The beauty of contributing to open source is that you can clone your favorite project, get it running locally, and test out experiments and changes in real time! Way to feel like a wizard.

On this page:

Repo setup

This page includes details specific to the Gatsby core and ecosystem codebase.

To start setting up the Gatsby repo on your machine using git, Yarn and Gatsby-CLI, check out the page on setting up your local dev environment.

To contribute to the blog or Gatsbyjs.org website, check out the setup steps on the blog and website contributions page. For instructions on contributing to the docs, visit the docs contributions page.

Creating your own plugins and loaders

If you create a loader or plugin, we would love for you to open source it and put it on npm. For more information on creating custom plugins, please see the documentation for plugins and the API specification.
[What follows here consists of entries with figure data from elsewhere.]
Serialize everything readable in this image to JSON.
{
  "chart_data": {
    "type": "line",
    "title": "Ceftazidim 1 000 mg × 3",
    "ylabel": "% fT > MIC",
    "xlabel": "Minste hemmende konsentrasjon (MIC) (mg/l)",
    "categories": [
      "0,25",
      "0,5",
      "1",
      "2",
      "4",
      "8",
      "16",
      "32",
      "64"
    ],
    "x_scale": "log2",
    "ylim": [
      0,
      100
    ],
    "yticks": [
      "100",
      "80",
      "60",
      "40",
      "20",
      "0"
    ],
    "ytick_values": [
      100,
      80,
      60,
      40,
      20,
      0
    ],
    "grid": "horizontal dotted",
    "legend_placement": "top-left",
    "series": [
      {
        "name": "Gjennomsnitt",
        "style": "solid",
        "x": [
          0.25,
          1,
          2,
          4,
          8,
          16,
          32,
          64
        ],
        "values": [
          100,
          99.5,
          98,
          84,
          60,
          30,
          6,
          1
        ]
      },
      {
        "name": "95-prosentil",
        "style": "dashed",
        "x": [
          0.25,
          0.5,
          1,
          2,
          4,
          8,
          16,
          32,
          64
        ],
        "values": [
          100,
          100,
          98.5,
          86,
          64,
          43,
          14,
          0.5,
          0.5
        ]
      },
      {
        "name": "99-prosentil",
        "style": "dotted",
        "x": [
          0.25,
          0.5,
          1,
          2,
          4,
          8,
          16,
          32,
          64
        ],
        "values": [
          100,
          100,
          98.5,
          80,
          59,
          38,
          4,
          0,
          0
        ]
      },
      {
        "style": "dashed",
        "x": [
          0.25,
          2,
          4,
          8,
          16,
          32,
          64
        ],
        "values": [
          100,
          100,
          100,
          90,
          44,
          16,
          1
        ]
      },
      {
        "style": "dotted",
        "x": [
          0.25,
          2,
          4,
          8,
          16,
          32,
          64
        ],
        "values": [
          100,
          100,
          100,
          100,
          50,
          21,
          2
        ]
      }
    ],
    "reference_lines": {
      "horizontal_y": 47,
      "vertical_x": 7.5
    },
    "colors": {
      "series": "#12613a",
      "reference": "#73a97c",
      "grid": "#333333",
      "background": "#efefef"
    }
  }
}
Making changes to the starter library

Note: You don’t need to follow these steps to submit to the starter library. This is only necessary if you’d like to contribute to the functionality of the starter library. To submit a starter, follow these steps instead.
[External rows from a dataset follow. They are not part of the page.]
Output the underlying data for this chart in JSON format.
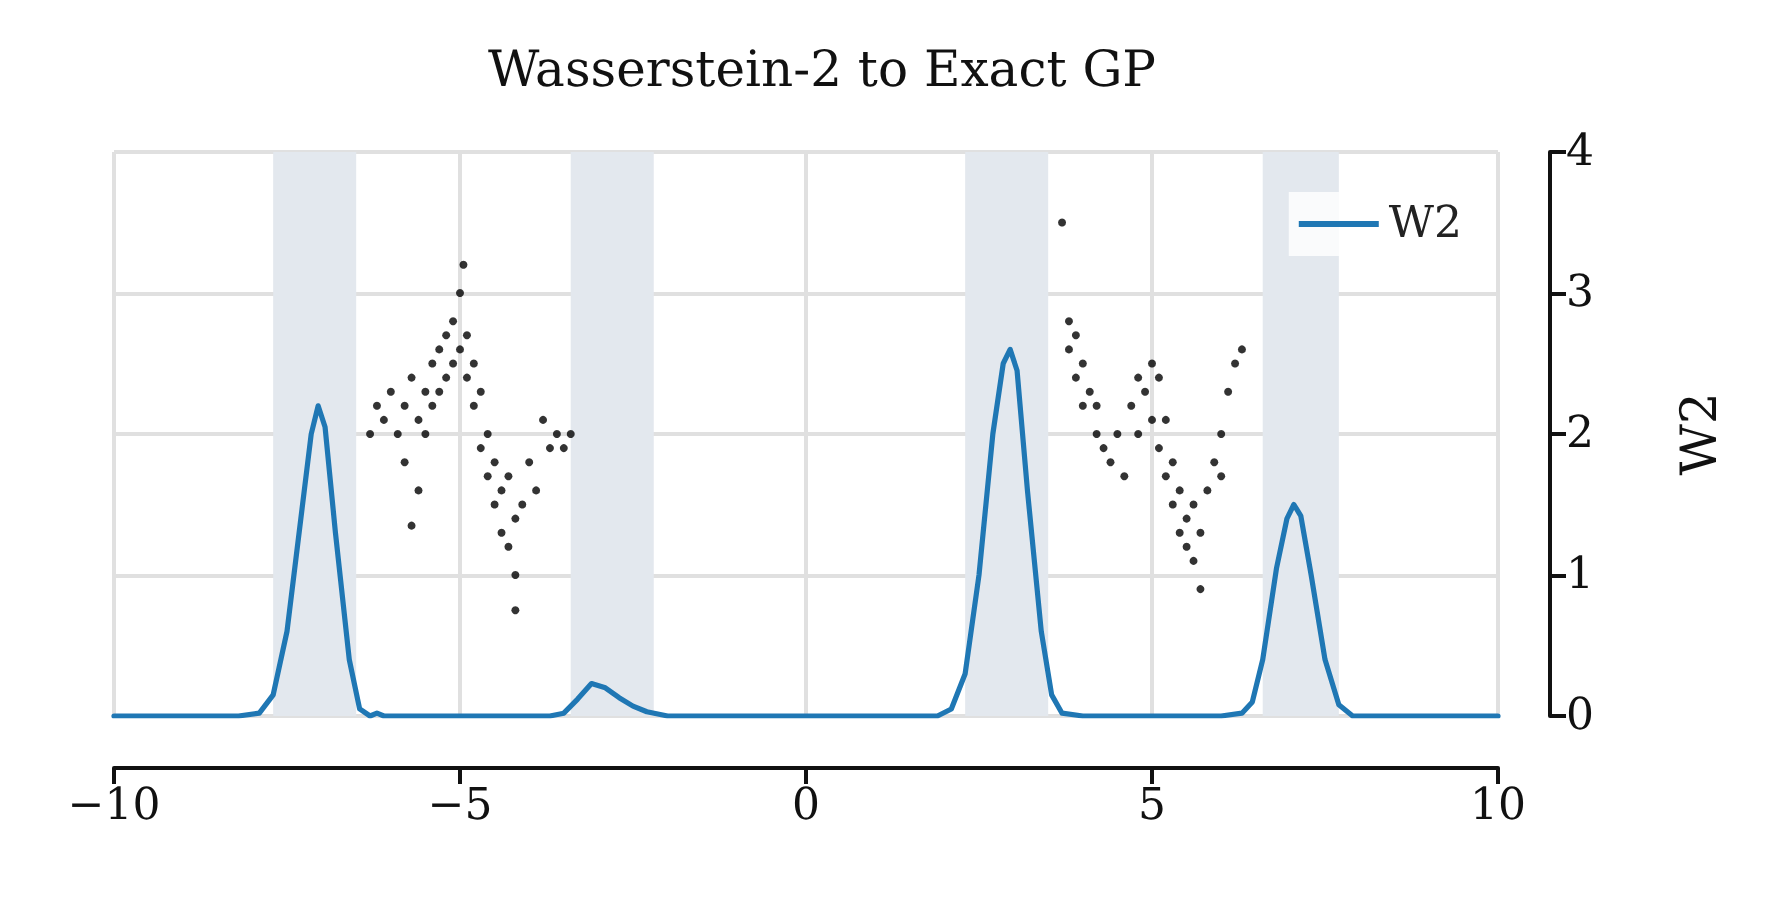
{
  "chart_data": {
    "type": "line",
    "title": "Wasserstein-2 to Exact GP",
    "ylabel": "W2",
    "xlim": [
      -10,
      10
    ],
    "xticks": [
      -10,
      -5,
      0,
      5,
      10
    ],
    "ylim": [
      0,
      4
    ],
    "yticks": [
      0,
      1,
      2,
      3,
      4
    ],
    "grid": true,
    "legend": "top right",
    "bands": [
      {
        "axis": "x",
        "from": -7.7,
        "to": -6.5,
        "color": "#e3e8ee"
      },
      {
        "axis": "x",
        "from": -3.4,
        "to": -2.2,
        "color": "#e3e8ee"
      },
      {
        "axis": "x",
        "from": 2.3,
        "to": 3.5,
        "color": "#e3e8ee"
      },
      {
        "axis": "x",
        "from": 6.6,
        "to": 7.7,
        "color": "#e3e8ee"
      }
    ],
    "series": [
      {
        "type": "scatter",
        "color": "#000000",
        "marker": "circle",
        "x": [
          -6.3,
          -6.2,
          -6.1,
          -6.0,
          -5.9,
          -5.8,
          -5.8,
          -5.7,
          -5.6,
          -5.6,
          -5.5,
          -5.5,
          -5.4,
          -5.4,
          -5.3,
          -5.3,
          -5.2,
          -5.2,
          -5.1,
          -5.1,
          -5.0,
          -5.0,
          -4.95,
          -4.9,
          -4.9,
          -4.8,
          -4.8,
          -4.7,
          -4.7,
          -4.6,
          -4.6,
          -4.5,
          -4.5,
          -4.4,
          -4.4,
          -4.3,
          -4.3,
          -4.2,
          -4.2,
          -4.1,
          -4.0,
          -3.9,
          -3.8,
          -3.7,
          -3.6,
          -3.5,
          -3.4,
          -4.2,
          -5.7,
          3.7,
          3.8,
          3.8,
          3.9,
          3.9,
          4.0,
          4.0,
          4.1,
          4.2,
          4.2,
          4.3,
          4.4,
          4.5,
          4.6,
          4.7,
          4.8,
          4.8,
          4.9,
          5.0,
          5.0,
          5.1,
          5.1,
          5.2,
          5.2,
          5.3,
          5.3,
          5.4,
          5.4,
          5.5,
          5.5,
          5.6,
          5.6,
          5.7,
          5.7,
          5.8,
          5.9,
          6.0,
          6.0,
          6.1,
          6.2,
          6.3
        ],
        "values": [
          2.0,
          2.2,
          2.1,
          2.3,
          2.0,
          2.2,
          1.8,
          2.4,
          2.1,
          1.6,
          2.3,
          2.0,
          2.5,
          2.2,
          2.6,
          2.3,
          2.7,
          2.4,
          2.8,
          2.5,
          3.0,
          2.6,
          3.2,
          2.7,
          2.4,
          2.5,
          2.2,
          2.3,
          1.9,
          2.0,
          1.7,
          1.8,
          1.5,
          1.6,
          1.3,
          1.7,
          1.2,
          1.4,
          1.0,
          1.5,
          1.8,
          1.6,
          2.1,
          1.9,
          2.0,
          1.9,
          2.0,
          0.75,
          1.35,
          3.5,
          2.8,
          2.6,
          2.7,
          2.4,
          2.5,
          2.2,
          2.3,
          2.0,
          2.2,
          1.9,
          1.8,
          2.0,
          1.7,
          2.2,
          2.4,
          2.0,
          2.3,
          2.5,
          2.1,
          2.4,
          1.9,
          2.1,
          1.7,
          1.8,
          1.5,
          1.6,
          1.3,
          1.4,
          1.2,
          1.1,
          1.5,
          0.9,
          1.3,
          1.6,
          1.8,
          2.0,
          1.7,
          2.3,
          2.5,
          2.6
        ]
      },
      {
        "type": "line",
        "name": "W2",
        "color": "#1f77b4",
        "marker": "none",
        "line_style": "solid",
        "x": [
          -10,
          -8.2,
          -7.9,
          -7.7,
          -7.5,
          -7.3,
          -7.15,
          -7.05,
          -6.95,
          -6.8,
          -6.6,
          -6.45,
          -6.3,
          -6.2,
          -6.1,
          -5.0,
          -3.7,
          -3.5,
          -3.3,
          -3.1,
          -2.9,
          -2.7,
          -2.5,
          -2.3,
          -2.0,
          1.9,
          2.1,
          2.3,
          2.5,
          2.7,
          2.85,
          2.95,
          3.05,
          3.2,
          3.4,
          3.55,
          3.7,
          4.0,
          6.0,
          6.3,
          6.45,
          6.6,
          6.8,
          6.95,
          7.05,
          7.15,
          7.3,
          7.5,
          7.7,
          7.9,
          10
        ],
        "values": [
          0,
          0,
          0.02,
          0.15,
          0.6,
          1.4,
          2.0,
          2.2,
          2.05,
          1.3,
          0.4,
          0.05,
          0,
          0.02,
          0,
          0,
          0,
          0.02,
          0.12,
          0.23,
          0.2,
          0.13,
          0.07,
          0.03,
          0,
          0,
          0.05,
          0.3,
          1.0,
          2.0,
          2.5,
          2.6,
          2.45,
          1.6,
          0.6,
          0.15,
          0.02,
          0,
          0,
          0.02,
          0.1,
          0.4,
          1.05,
          1.4,
          1.5,
          1.42,
          1.0,
          0.4,
          0.08,
          0,
          0
        ]
      }
    ]
  }
}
To develop on the starter library, you’ll need to supply a GitHub personal access token.

  1. Create a personal access token in your GitHub Developer settings.
  2. In the new token’s settings, grant that token the “public_repo” scope.
  3. Create a file in the root of www called .env.development, and add the token to that file like so:
.env.development
GITHUB_API_TOKEN=YOUR_TOKEN_HERE

The .env.development file is ignored by git. Your token should never be committed.
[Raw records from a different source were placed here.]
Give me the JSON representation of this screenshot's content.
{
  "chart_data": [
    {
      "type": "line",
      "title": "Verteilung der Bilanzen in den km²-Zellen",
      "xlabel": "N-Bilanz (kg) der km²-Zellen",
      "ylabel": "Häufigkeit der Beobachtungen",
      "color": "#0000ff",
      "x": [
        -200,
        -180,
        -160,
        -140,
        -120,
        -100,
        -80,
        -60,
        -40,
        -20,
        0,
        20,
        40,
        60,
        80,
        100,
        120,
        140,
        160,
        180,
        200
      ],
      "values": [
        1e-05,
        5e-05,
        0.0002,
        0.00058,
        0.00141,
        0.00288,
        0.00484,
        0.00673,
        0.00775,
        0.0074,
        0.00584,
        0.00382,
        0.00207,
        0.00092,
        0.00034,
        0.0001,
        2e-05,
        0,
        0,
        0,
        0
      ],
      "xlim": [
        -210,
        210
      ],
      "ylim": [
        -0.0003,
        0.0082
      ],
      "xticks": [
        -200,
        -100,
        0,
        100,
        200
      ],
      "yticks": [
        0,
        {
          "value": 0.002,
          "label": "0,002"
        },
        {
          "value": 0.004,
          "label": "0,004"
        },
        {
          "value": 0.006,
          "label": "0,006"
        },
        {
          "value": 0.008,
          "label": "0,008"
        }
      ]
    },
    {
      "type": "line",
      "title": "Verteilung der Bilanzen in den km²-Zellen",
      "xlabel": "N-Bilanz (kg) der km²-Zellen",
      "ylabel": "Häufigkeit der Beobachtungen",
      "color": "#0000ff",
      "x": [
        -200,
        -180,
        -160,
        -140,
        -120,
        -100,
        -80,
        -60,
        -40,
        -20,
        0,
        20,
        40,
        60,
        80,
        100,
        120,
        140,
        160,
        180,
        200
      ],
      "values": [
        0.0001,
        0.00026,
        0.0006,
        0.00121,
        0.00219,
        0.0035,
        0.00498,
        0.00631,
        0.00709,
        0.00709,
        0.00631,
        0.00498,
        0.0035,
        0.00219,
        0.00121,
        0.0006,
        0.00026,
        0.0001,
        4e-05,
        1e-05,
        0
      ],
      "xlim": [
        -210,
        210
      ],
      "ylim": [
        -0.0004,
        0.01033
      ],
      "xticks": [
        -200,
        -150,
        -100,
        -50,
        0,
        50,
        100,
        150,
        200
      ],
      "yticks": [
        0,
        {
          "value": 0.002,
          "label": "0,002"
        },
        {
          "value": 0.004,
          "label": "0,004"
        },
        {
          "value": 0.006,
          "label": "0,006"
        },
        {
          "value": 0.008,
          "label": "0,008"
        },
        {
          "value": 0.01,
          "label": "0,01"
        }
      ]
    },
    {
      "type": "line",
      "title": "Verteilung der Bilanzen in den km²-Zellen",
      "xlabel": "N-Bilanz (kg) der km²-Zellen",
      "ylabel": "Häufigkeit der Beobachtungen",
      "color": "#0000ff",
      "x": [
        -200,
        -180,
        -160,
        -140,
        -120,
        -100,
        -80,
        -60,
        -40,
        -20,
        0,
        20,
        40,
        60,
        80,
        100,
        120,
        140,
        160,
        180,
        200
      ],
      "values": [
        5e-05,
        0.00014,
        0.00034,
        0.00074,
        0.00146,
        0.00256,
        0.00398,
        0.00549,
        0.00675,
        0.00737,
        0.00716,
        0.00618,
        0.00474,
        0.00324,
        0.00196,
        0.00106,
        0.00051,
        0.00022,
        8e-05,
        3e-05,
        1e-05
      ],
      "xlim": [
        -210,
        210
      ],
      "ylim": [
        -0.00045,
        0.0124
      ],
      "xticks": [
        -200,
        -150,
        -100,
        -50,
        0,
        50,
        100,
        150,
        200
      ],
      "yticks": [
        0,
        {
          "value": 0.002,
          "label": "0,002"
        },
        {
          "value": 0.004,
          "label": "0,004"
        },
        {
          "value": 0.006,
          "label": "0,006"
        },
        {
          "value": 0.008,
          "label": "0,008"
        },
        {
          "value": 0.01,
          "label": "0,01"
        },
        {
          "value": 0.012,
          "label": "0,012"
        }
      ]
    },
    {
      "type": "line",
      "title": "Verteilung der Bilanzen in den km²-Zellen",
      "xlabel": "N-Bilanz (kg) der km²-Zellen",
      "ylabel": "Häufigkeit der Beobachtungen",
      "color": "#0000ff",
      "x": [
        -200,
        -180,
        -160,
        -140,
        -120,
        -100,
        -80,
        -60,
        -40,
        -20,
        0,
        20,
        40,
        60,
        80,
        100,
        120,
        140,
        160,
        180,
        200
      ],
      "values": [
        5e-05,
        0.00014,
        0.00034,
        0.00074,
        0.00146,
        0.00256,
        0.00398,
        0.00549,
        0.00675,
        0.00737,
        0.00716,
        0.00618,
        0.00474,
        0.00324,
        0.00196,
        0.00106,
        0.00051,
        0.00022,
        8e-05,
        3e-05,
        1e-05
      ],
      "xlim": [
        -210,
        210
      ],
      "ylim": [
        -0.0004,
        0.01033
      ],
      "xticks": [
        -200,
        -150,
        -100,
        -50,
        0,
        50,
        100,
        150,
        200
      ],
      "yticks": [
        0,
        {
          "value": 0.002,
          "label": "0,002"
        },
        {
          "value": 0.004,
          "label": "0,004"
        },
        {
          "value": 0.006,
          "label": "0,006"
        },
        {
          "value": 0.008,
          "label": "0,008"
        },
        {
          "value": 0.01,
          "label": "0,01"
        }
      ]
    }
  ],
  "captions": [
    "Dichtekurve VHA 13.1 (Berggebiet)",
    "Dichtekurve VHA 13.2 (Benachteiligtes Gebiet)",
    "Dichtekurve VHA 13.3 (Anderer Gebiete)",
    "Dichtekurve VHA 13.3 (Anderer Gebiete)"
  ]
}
Using Docker to set up test environments

With all of the possible Gatsby integrations, it might help to spin up a Docker container with the software application you need to test. This makes installation a breeze, so you can focus less on getting set up and more on the integration details that matter to you.

Do you have a setup not listed here? Let us know by adding it to this file and opening a PR.

Docker, Wordpress and Gatsby

To install Wordpress to use with Gatsby, this docker-compose.yml file will come in handy:

version: '2'

services:
  db:
    image: mysql:5.6
    container_name: sessions_db
    ports:
      - "3306:3306"
    volumes:
      - "./.data/db:/var/lib/mysql"
    restart: always
    environment:
      MYSQL_ROOT_PASSWORD: wordpress
      MYSQL_DATABASE: wordpress
      MYSQL_USER: wordpress
      MYSQL_PASSWORD: wordpress

  wordpress:
    image: wordpress:latest
    container_name: sessions_wordpress
    depends_on:
      - db
    links:
      - db
    ports:
      - "7000:80"
    restart: always
    environment:
      WORDPRESS_DB_HOST: db:3306
      WORDPRESS_DB_PASSWORD: wordpress
    volumes:
    - ./wp-content:/var/www/html/wp-content
    - ./wp-app:/var/www/html

  phpmyadmin:
      image: phpmyadmin/phpmyadmin
      container_name: sessions_phpmyadmin
      environment:
       - PMA_ARBITRARY=1
       - PMA_HOST=sessions_db
       - PMA_USER=wordpress
       - PMA_PASSWORD=wordpress
      restart: always
      ports:
       - 8080:80
      volumes:
       - /sessions

Use the above file contents when following the Docker Wordpress install instructions: https://docs.docker.com/compose/wordpress/

Using Docker Compose, you can start and stop a Wordpress instance and integrate it with the Gatsby Wordpress source plugin.

Development tools

Debugging the build process

Check Debugging the build process page to learn how to debug Gatsby.